La Dacia Lodgy debutterà al Salone di Ginevra nel marzo 2012, ma le sue forme sono anticipate da una vettura da corsa che parteciperà al Trofeo Andros, che si corre sui ghiacci. E nei mesi successivi sarà il turno della “sorellina”.

COME CON LA DUSTER - Per presentare il suo nuovo modello, la casa romena controllata dalla Renault ha continuato la tradizione iniziata con la Duster: far correre nel Trofeo Andros (gare su ghiaccio molto popolari in Francia) una vettura con la carrozzeria simile a quella dell’auto di serie; quest’ultima la vedremo dal vivo per la prima volta al Salone di Ginevra a marzo 2012. A scendere sulla pista francese di Val Thorens, il 3 e il 4 dicembre prossimi, saranno due esemplari della Lodgy ICE. Le vetture saranno guidate da tre piloti, fra i quali l’ex campione del mondo di F1 Alain Prost.


LA LINEA È QUESTA
- La Lodgy ICE è importante perché ci fa intuire come saranno il muso, il laterale e la coda della prima monovolume media della Dacia. La vettura di serie (chiamata semplicemente Lodgy) dovrebbe quindi conservare i grandi fari e la mascherina esagonale, come pure i fanali a sviluppo verticale che si restringono alle estremità e il terzo finestrino laterale.


ANCHE A SETTE POSTI
- La vista di fianco svela che il lunotto dovrebbe essere molto “in piedi”, per massimizzare lo spazio a disposizione nell’area posteriore (indiscrezioni parlano di una versione a sette posti), mentre il tetto che scende dolcemente non fa assomigliare la futura Dacia a un furgone. Della versione da gara, la Lodgy di serie non conserverà né il telaio tubolare, né il motore centrale V6 a benzina da 355 cavalli, e nemmeno la trazione integrale: le ruote motrici saranno anteriori, mentre per i motori la scelta dovrebbe cadere su un 1.6 a benzina e un 1.5 dCi a gasolio. Ovviamente, anche i passaruota saranno meno bombati rispetto a quelli della ICE.

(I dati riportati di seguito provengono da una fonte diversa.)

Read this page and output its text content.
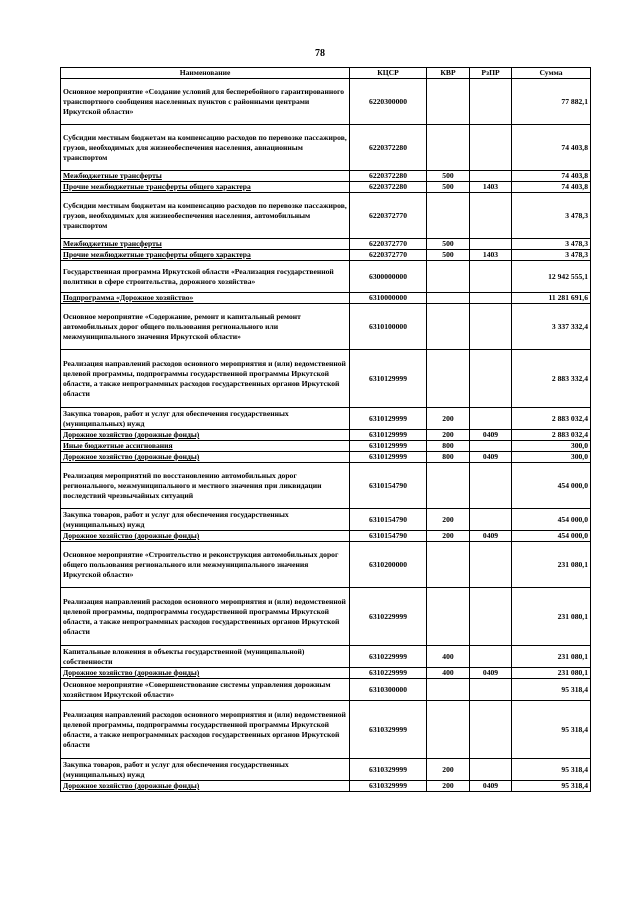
78
Наименование	КЦСР	КВР	РзПР	Сумма
Основное мероприятие «Создание условий для бесперебойного гарантированного транспортного сообщения населенных пунктов с районными центрами Иркутской области»	6220300000			77 882,1
Субсидии местным бюджетам на компенсацию расходов по перевозке пассажиров, грузов, необходимых для жизнеобеспечения населения, авиационным транспортом	6220372280			74 403,8
Межбюджетные трансферты	6220372280	500		74 403,8
Прочие межбюджетные трансферты общего характера	6220372280	500	1403	74 403,8
Субсидии местным бюджетам на компенсацию расходов по перевозке пассажиров, грузов, необходимых для жизнеобеспечения населения, автомобильным транспортом	6220372770			3 478,3
Межбюджетные трансферты	6220372770	500		3 478,3
Прочие межбюджетные трансферты общего характера	6220372770	500	1403	3 478,3
Государственная программа Иркутской области «Реализация государственной политики в сфере строительства, дорожного хозяйства»	6300000000			12 942 555,1
Подпрограмма «Дорожное хозяйство»	6310000000			11 281 691,6
Основное мероприятие «Содержание, ремонт и капитальный ремонт автомобильных дорог общего пользования регионального или межмуниципального значения Иркутской области»	6310100000			3 337 332,4
Реализация направлений расходов основного мероприятия и (или) ведомственной целевой программы, подпрограммы государственной программы Иркутской области, а также непрограммных расходов государственных органов Иркутской области	6310129999			2 883 332,4
Закупка товаров, работ и услуг для обеспечения государственных (муниципальных) нужд	6310129999	200		2 883 032,4
Дорожное хозяйство (дорожные фонды)	6310129999	200	0409	2 883 032,4
Иные бюджетные ассигнования	6310129999	800		300,0
Дорожное хозяйство (дорожные фонды)	6310129999	800	0409	300,0
Реализация мероприятий по восстановлению автомобильных дорог регионального, межмуниципального и местного значения при ликвидации последствий чрезвычайных ситуаций	6310154790			454 000,0
Закупка товаров, работ и услуг для обеспечения государственных (муниципальных) нужд	6310154790	200		454 000,0
Дорожное хозяйство (дорожные фонды)	6310154790	200	0409	454 000,0
Основное мероприятие «Строительство и реконструкция автомобильных дорог общего пользования регионального или межмуниципального значения Иркутской области»	6310200000			231 080,1
Реализация направлений расходов основного мероприятия и (или) ведомственной целевой программы, подпрограммы государственной программы Иркутской области, а также непрограммных расходов государственных органов Иркутской области	6310229999			231 080,1
Капитальные вложения в объекты государственной (муниципальной) собственности	6310229999	400		231 080,1
Дорожное хозяйство (дорожные фонды)	6310229999	400	0409	231 080,1
Основное мероприятие «Совершенствование системы управления дорожным хозяйством Иркутской области»	6310300000			95 318,4
Реализация направлений расходов основного мероприятия и (или) ведомственной целевой программы, подпрограммы государственной программы Иркутской области, а также непрограммных расходов государственных органов Иркутской области	6310329999			95 318,4
Закупка товаров, работ и услуг для обеспечения государственных (муниципальных) нужд	6310329999	200		95 318,4
Дорожное хозяйство (дорожные фонды)	6310329999	200	0409	95 318,4
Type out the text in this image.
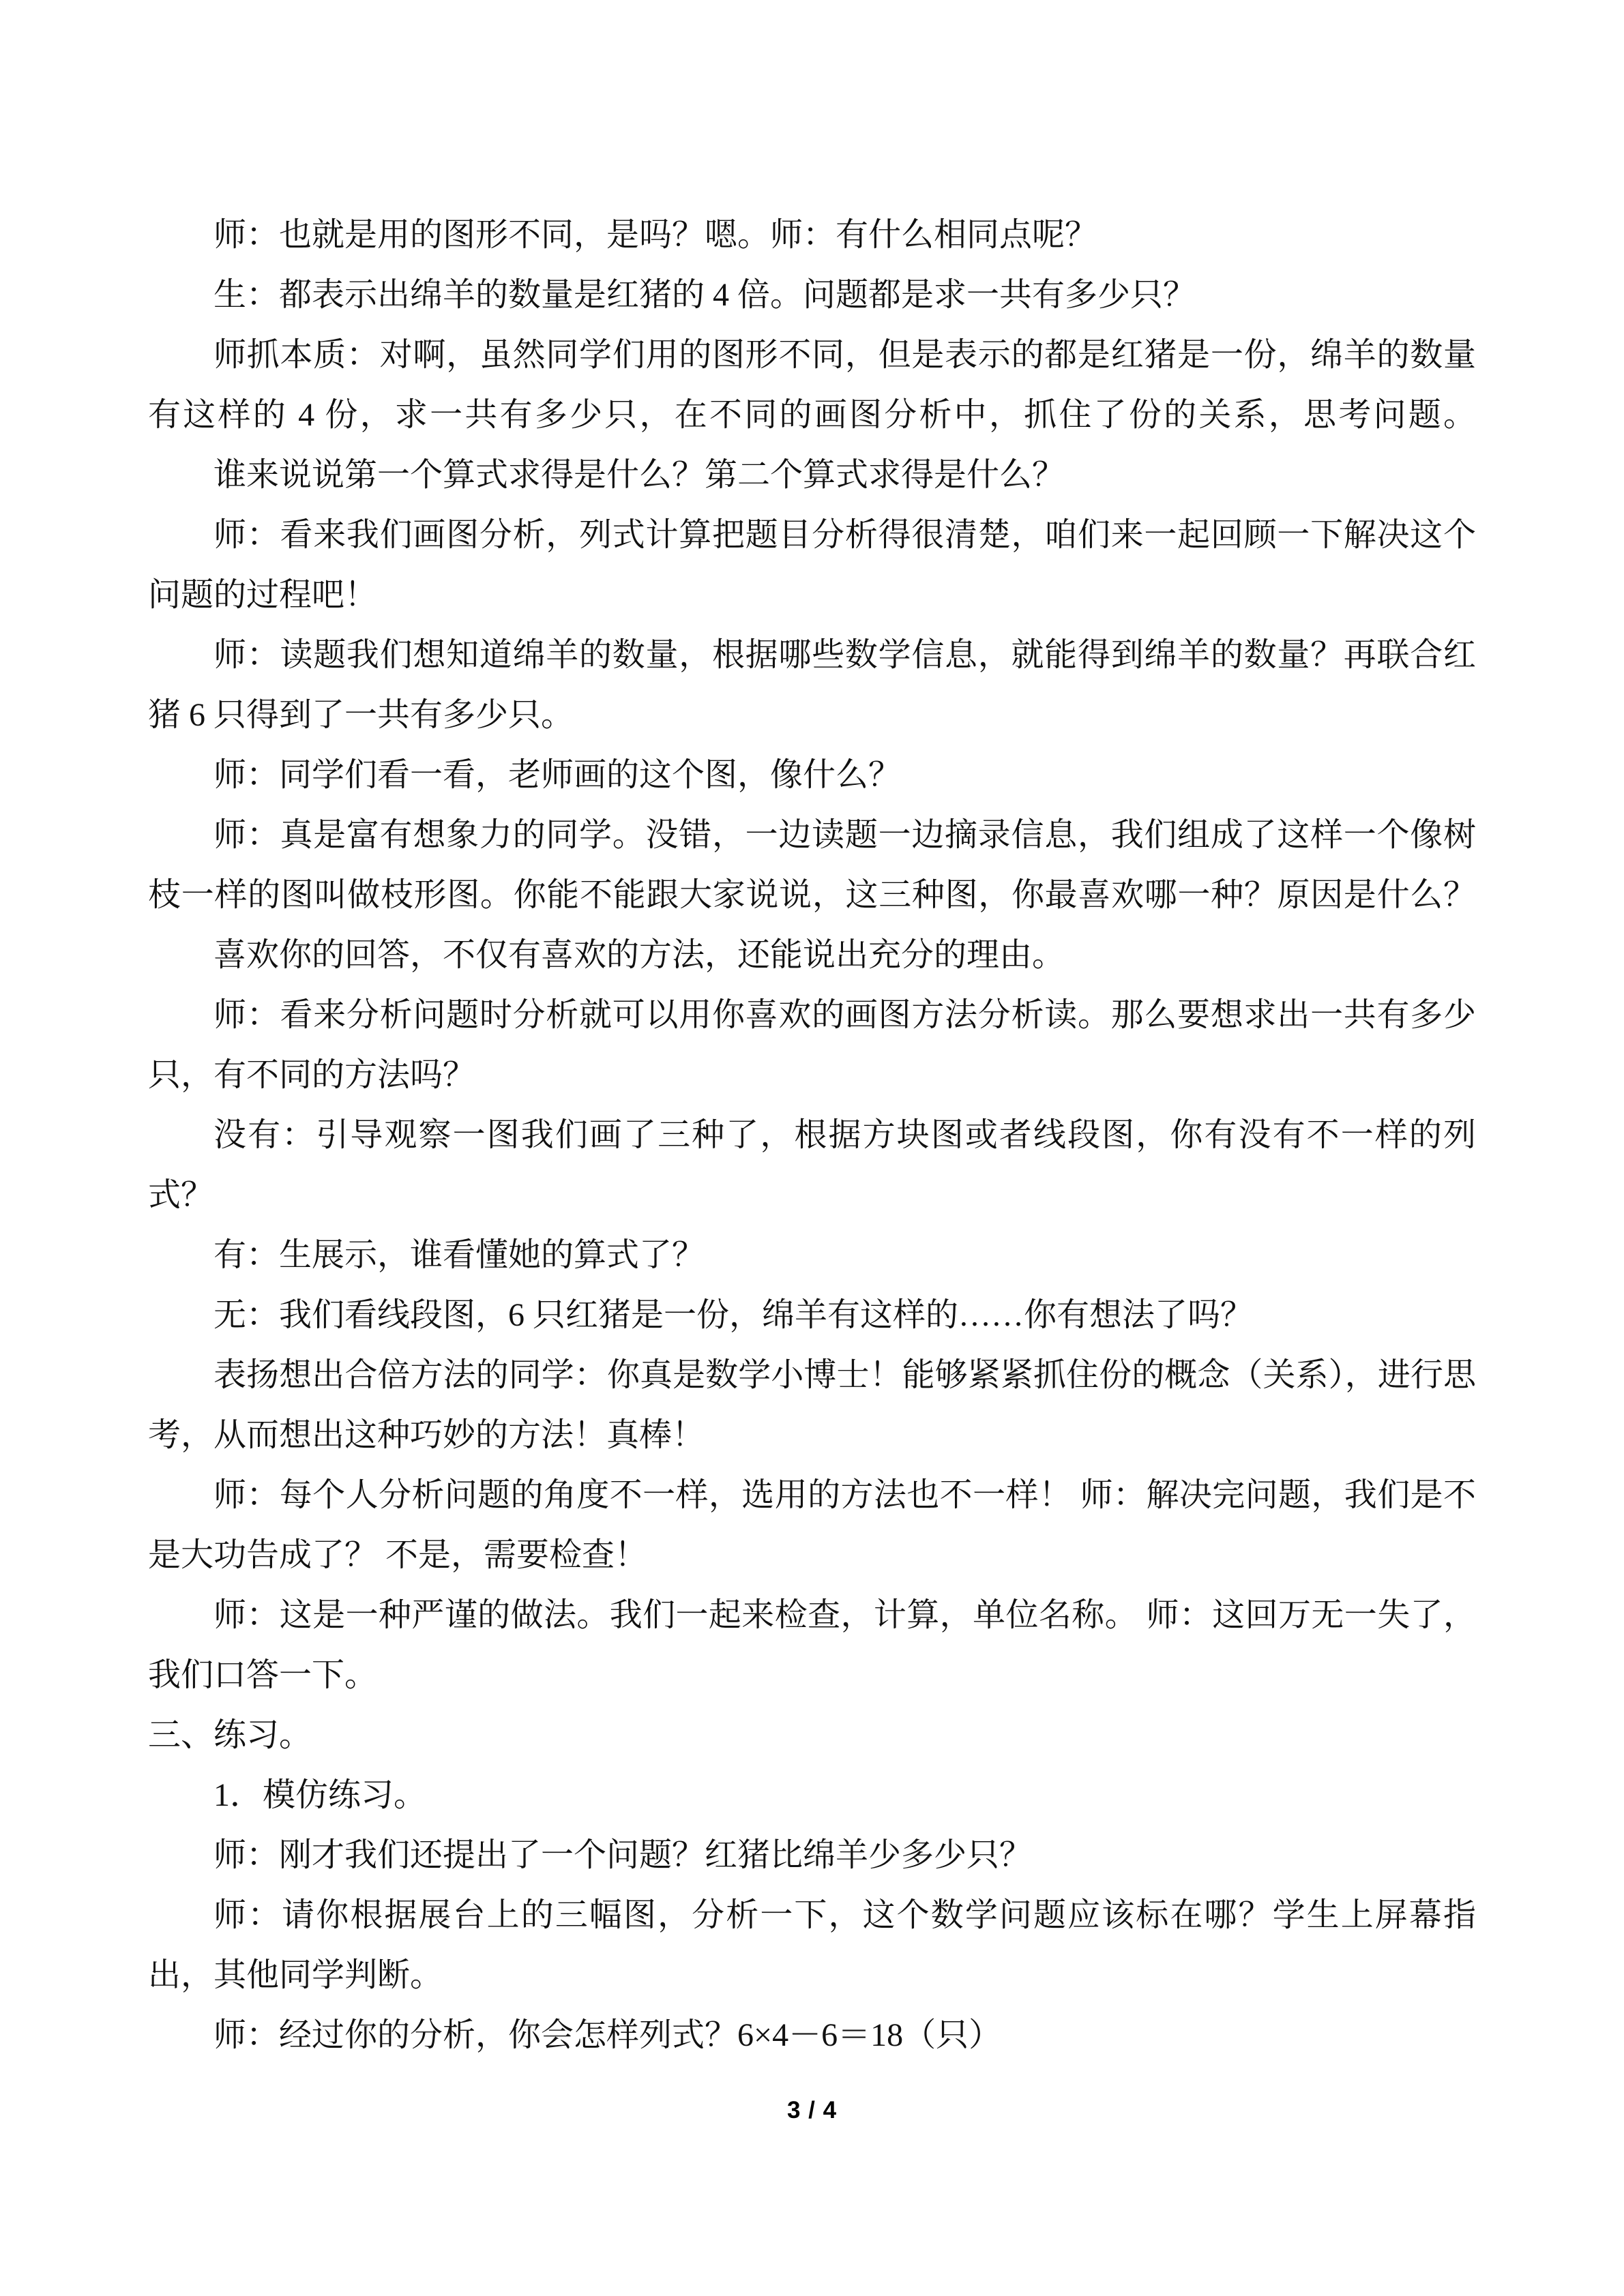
师：也就是用的图形不同，是吗？嗯。师：有什么相同点呢？
生：都表示出绵羊的数量是红猪的 4 倍。问题都是求一共有多少只？
师抓本质：对啊，虽然同学们用的图形不同，但是表示的都是红猪是一份，绵羊的数量
有这样的 4 份，求一共有多少只，在不同的画图分析中，抓住了份的关系，思考问题。
谁来说说第一个算式求得是什么？第二个算式求得是什么？
师：看来我们画图分析，列式计算把题目分析得很清楚，咱们来一起回顾一下解决这个
问题的过程吧！
师：读题我们想知道绵羊的数量，根据哪些数学信息，就能得到绵羊的数量？再联合红
猪 6 只得到了一共有多少只。
师：同学们看一看，老师画的这个图，像什么？
师：真是富有想象力的同学。没错，一边读题一边摘录信息，我们组成了这样一个像树
枝一样的图叫做枝形图。你能不能跟大家说说，这三种图，你最喜欢哪一种？原因是什么？
喜欢你的回答，不仅有喜欢的方法，还能说出充分的理由。
师：看来分析问题时分析就可以用你喜欢的画图方法分析读。那么要想求出一共有多少
只，有不同的方法吗？
没有：引导观察一图我们画了三种了，根据方块图或者线段图，你有没有不一样的列
式？
有：生展示，谁看懂她的算式了？
无：我们看线段图，6 只红猪是一份，绵羊有这样的……你有想法了吗？
表扬想出合倍方法的同学：你真是数学小博士！能够紧紧抓住份的概念（关系），进行思
考，从而想出这种巧妙的方法！真棒！
师：每个人分析问题的角度不一样，选用的方法也不一样！ 师：解决完问题，我们是不
是大功告成了？ 不是，需要检查！
师：这是一种严谨的做法。我们一起来检查，计算，单位名称。 师：这回万无一失了，
我们口答一下。
三、练习。
1．模仿练习。
师：刚才我们还提出了一个问题？红猪比绵羊少多少只？
师：请你根据展台上的三幅图，分析一下，这个数学问题应该标在哪？学生上屏幕指
出，其他同学判断。
师：经过你的分析，你会怎样列式？6×4－6＝18（只）
3 / 4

PORTE SCORREVOLI? - Nel corso del 2012 la Lodgy sarà affiancata da una “sorellina” più corta e più simile a una multispazio (sul tipo della Renault Kangoo e della Fiat Doblò). Questa seconda Dacia dovrebbe essere proposta esclusivamente con cinque posti; con tutta probabilità, per essere ancora più pratica, avrà le porte posteriori scorrevoli, che facilitano l’accesso a bordo (e l’uscita dall’auto) nei parcheggi stretti.